Ein Nachweis über Tätigkeiten am/im Objekt eines Kunden könne mittels Ortungsdaten nicht geführt werden. „Über diese Daten könnte allenfalls nachgewiesen werden, dass ein bestimmtes Firmenfahrzeug am Objekt bzw. in dessen Nähe für einen bestimmten Zeitraum anwesend gewesen ist. Somit ist die Erfassung solcher Daten zur Erreichung des Zwecks völlig ungeeignet.“ Überdies habe die Klägerin auch hier „nicht konkret dargelegt, wie häufig GPS-Daten in der Vergangenheit überhaupt für den Nachweis von Arbeiten gegenüber Auftraggebern verwendet worden sind“, obwohl sie dazu aufgefordert worden war.

2. Einwilligung

Eine Verarbeitung könnte auf Basis einer Einwilligung in Betracht kommen. Hierbei ist zu beachten, dass Einwilligungen im Beschäftigtenkontext schwierig sein können, da die Freiwilligkeit der Erteilung im Beschäftigtenverhältnis grundsätzlich in Frage steht. Insoweit ist im Einzelfall zu beurteilen, ob und inwieweit der Mitarbeiter tatsächlich frei in seiner Entscheidung ist oder nicht. Die konkreten Umstände, unter denen die Einwilligung erteilt wird, sind hierbei entscheidend. Freiwilligkeit kann dann vorliegen, „wenn für die beschäftigte Peron ein rechtlicher oder wirtschaftlicher Vorteil erreicht wird oder Arbeitgeber und beschäftigte Person gleichgelagerte Interessen verfolgen“ (§ 26 Abs. 2 S. 2 BDSG).

Vorstehende Voraussetzungen wurden nach Ansicht des VG nicht erfüllt; eine wirksame Einwilligung sei in allen Varianten der Vereinbarung nicht gegeben.
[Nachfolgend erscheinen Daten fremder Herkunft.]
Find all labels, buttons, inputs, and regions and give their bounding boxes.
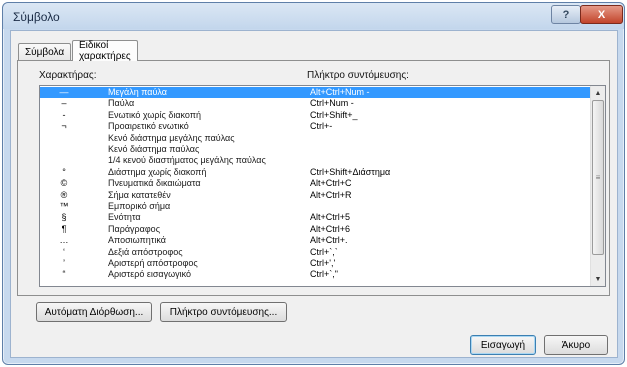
tab-symbols[interactable]: Σύμβολα	[18, 43, 72, 61]
character-name: Σήμα κατατεθέν	[108, 189, 171, 200]
character-shortcut: Ctrl+Shift+_	[310, 109, 358, 120]
character-glyph: “	[62, 269, 66, 280]
special-characters-list[interactable]: “ Αριστερό εισαγωγικό Ctrl+`," ’ Αριστερή απ…	[39, 85, 606, 287]
character-name: Αριστερό εισαγωγικό	[108, 269, 192, 280]
list-item[interactable]: Κενό διάστημα παύλας	[40, 144, 590, 155]
tab-special-characters-label: Ειδικοί χαρακτήρες	[79, 40, 131, 62]
symbol-dialog: Σύμβολο ? X Σύμβολα Ειδικοί χαρακτήρες Χ…	[2, 2, 625, 365]
list-item[interactable]: ¶ Παράγραφος Alt+Ctrl+6	[40, 224, 590, 235]
chevron-up-icon: ▲	[594, 89, 602, 97]
list-item[interactable]: ™ Εμπορικό σήμα	[40, 201, 590, 212]
chevron-down-icon: ▼	[594, 275, 602, 283]
list-item[interactable]: Κενό διάστημα μεγάλης παύλας	[40, 133, 590, 144]
tab-special-characters[interactable]: Ειδικοί χαρακτήρες	[72, 40, 138, 62]
character-name: Αποσιωπητικά	[108, 235, 166, 246]
character-glyph: ‘	[63, 246, 65, 257]
list-item[interactable]: ® Σήμα κατατεθέν Alt+Ctrl+R	[40, 190, 590, 201]
character-shortcut: Ctrl+`,"	[310, 269, 338, 280]
tab-symbols-label: Σύμβολα	[25, 47, 65, 58]
character-shortcut: Alt+Ctrl+.	[310, 235, 348, 246]
help-button[interactable]: ?	[551, 5, 581, 24]
character-glyph: —	[59, 87, 69, 97]
list-scrollbar[interactable]: ▲ ≡ ▼	[590, 86, 605, 286]
character-glyph: …	[59, 235, 69, 246]
character-name: Διάστημα χωρίς διακοπή	[108, 166, 207, 177]
close-icon: X	[597, 8, 606, 21]
list-item[interactable]: ° Διάστημα χωρίς διακοπή Ctrl+Shift+Διάστη…	[40, 167, 590, 178]
character-glyph: ¶	[61, 223, 67, 234]
list-item[interactable]: — Μεγάλη παύλα Alt+Ctrl+Num -	[40, 87, 590, 99]
title-bar[interactable]: Σύμβολο ? X	[3, 3, 624, 29]
character-name: Πνευματικά δικαιώματα	[108, 178, 201, 189]
character-shortcut: Alt+Ctrl+C	[310, 178, 352, 189]
special-characters-panel: Χαρακτήρας: Πλήκτρο συντόμευσης: “ Αριστε…	[17, 60, 610, 296]
character-shortcut: Ctrl+`,`	[310, 246, 338, 257]
character-name: Ενότητα	[108, 212, 141, 223]
character-shortcut: Alt+Ctrl+5	[310, 212, 351, 223]
close-button[interactable]: X	[580, 5, 623, 24]
character-glyph: ’	[63, 258, 65, 268]
character-shortcut: Alt+Ctrl+6	[310, 223, 351, 234]
dialog-body: Σύμβολα Ειδικοί χαρακτήρες Χαρακτήρας: Π…	[10, 30, 618, 358]
list-item[interactable]: ‑ Ενωτικό χωρίς διακοπή Ctrl+Shift+_	[40, 110, 590, 121]
character-glyph: ™	[59, 201, 69, 211]
character-shortcut: Ctrl+Shift+Διάστημα	[310, 166, 391, 177]
list-item[interactable]: “ Αριστερό εισαγωγικό Ctrl+`,"	[40, 269, 590, 280]
list-item[interactable]: ¬ Προαιρετικό ενωτικό Ctrl+-	[40, 121, 590, 132]
character-name: Παράγραφος	[108, 223, 161, 234]
list-item[interactable]: § Ενότητα Alt+Ctrl+5	[40, 212, 590, 223]
column-header-character: Χαρακτήρας:	[39, 70, 97, 81]
character-shortcut: Ctrl+-	[310, 121, 333, 132]
character-glyph: ‑	[62, 109, 66, 120]
grip-icon: ≡	[595, 173, 601, 182]
character-name: Κενό διάστημα παύλας	[108, 144, 200, 154]
character-glyph: °	[62, 166, 66, 177]
autocorrect-button-label: Αυτόματη Διόρθωση...	[44, 306, 144, 318]
character-shortcut: Ctrl+','	[310, 258, 336, 268]
character-shortcut: Alt+Ctrl+R	[310, 189, 352, 200]
list-item[interactable]: … Αποσιωπητικά Alt+Ctrl+.	[40, 235, 590, 246]
cancel-button-label: Άκυρο	[561, 339, 591, 351]
list-item[interactable]: – Παύλα Ctrl+Num -	[40, 98, 590, 109]
character-name: Δεξιά απόστροφος	[108, 246, 183, 257]
cancel-button[interactable]: Άκυρο	[544, 335, 608, 355]
scroll-up-arrow[interactable]: ▲	[591, 86, 605, 100]
character-name: Κενό διάστημα μεγάλης παύλας	[108, 132, 235, 143]
column-header-shortcut: Πλήκτρο συντόμευσης:	[307, 70, 409, 81]
list-item[interactable]: 1/4 κενού διαστήματος μεγάλης παύλας	[40, 155, 590, 166]
insert-button-label: Εισαγωγή	[480, 339, 526, 351]
shortcut-key-button-label: Πλήκτρο συντόμευσης...	[169, 306, 278, 318]
character-name: Αριστερή απόστροφος	[108, 258, 198, 268]
character-name: Ενωτικό χωρίς διακοπή	[108, 109, 202, 120]
shortcut-key-button[interactable]: Πλήκτρο συντόμευσης...	[160, 302, 287, 322]
list-item[interactable]: ‘ Δεξιά απόστροφος Ctrl+`,`	[40, 247, 590, 258]
character-glyph: ©	[60, 178, 68, 189]
character-name: Μεγάλη παύλα	[108, 87, 167, 97]
list-item[interactable]: © Πνευματικά δικαιώματα Alt+Ctrl+C	[40, 178, 590, 189]
character-shortcut: Ctrl+Num -	[310, 98, 354, 109]
scroll-down-arrow[interactable]: ▼	[591, 272, 605, 286]
character-name: Παύλα	[108, 98, 135, 109]
window-title: Σύμβολο	[13, 10, 60, 24]
list-item[interactable]: ’ Αριστερή απόστροφος Ctrl+','	[40, 258, 590, 269]
character-name: Προαιρετικό ενωτικό	[108, 121, 189, 132]
character-glyph: ®	[60, 189, 68, 200]
character-name: Εμπορικό σήμα	[108, 201, 171, 211]
help-icon: ?	[562, 8, 570, 21]
autocorrect-button[interactable]: Αυτόματη Διόρθωση...	[36, 302, 152, 322]
character-glyph: ¬	[61, 121, 67, 132]
scroll-thumb[interactable]: ≡	[592, 100, 604, 255]
character-name: 1/4 κενού διαστήματος μεγάλης παύλας	[108, 155, 266, 166]
insert-button[interactable]: Εισαγωγή	[470, 335, 536, 355]
character-glyph: –	[61, 98, 67, 109]
character-shortcut: Alt+Ctrl+Num -	[310, 87, 370, 97]
character-glyph: §	[61, 212, 67, 223]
Es fehle eine informierte Willensbekundung der Beschäftigten. Zum einen wurde nur partiell über die Zwecke der Verarbeitung informiert. Zum anderen fehle der Hinweis auf das Widerrufsrecht.

Fazit und unsere Empfehlung

Die Entscheidung zeigt deutlich, dass bei der Verarbeitung von GPS-Daten im Beschäftigtenkontext Vorsicht geboten ist. Sie ist gleichwohl positiv zu werten, als die Entscheidungsgründe deutlich zeigen, dass eine zulässige Verarbeitung im Beschäftigtenverhältnis durchaus möglich ist und das Gericht die zu berücksichtigenden Ansätze aufzeigt.

Planen Sie den Einsatz von GPS-Systemen sorgfältig und im Vorfeld. Eine saubere Definition der Zwecke, der Eignung des gewählten Mittels sowie eine Abwägung mit den Interessen der Betroffenen verbunden mit einer vollständigen Information der Beschäftigten ermöglicht eine rechtskonforme Nutzung. Soweit eine Einwilligung erforderlich ist, sind oberflächliche Formulierungen zu vermeiden – der Beschäftige muss konkret wissen, worin er einwilligt und ist darüber zu informieren, dass er seine Entscheidung jederzeit für die Zukunft widerrufen kann.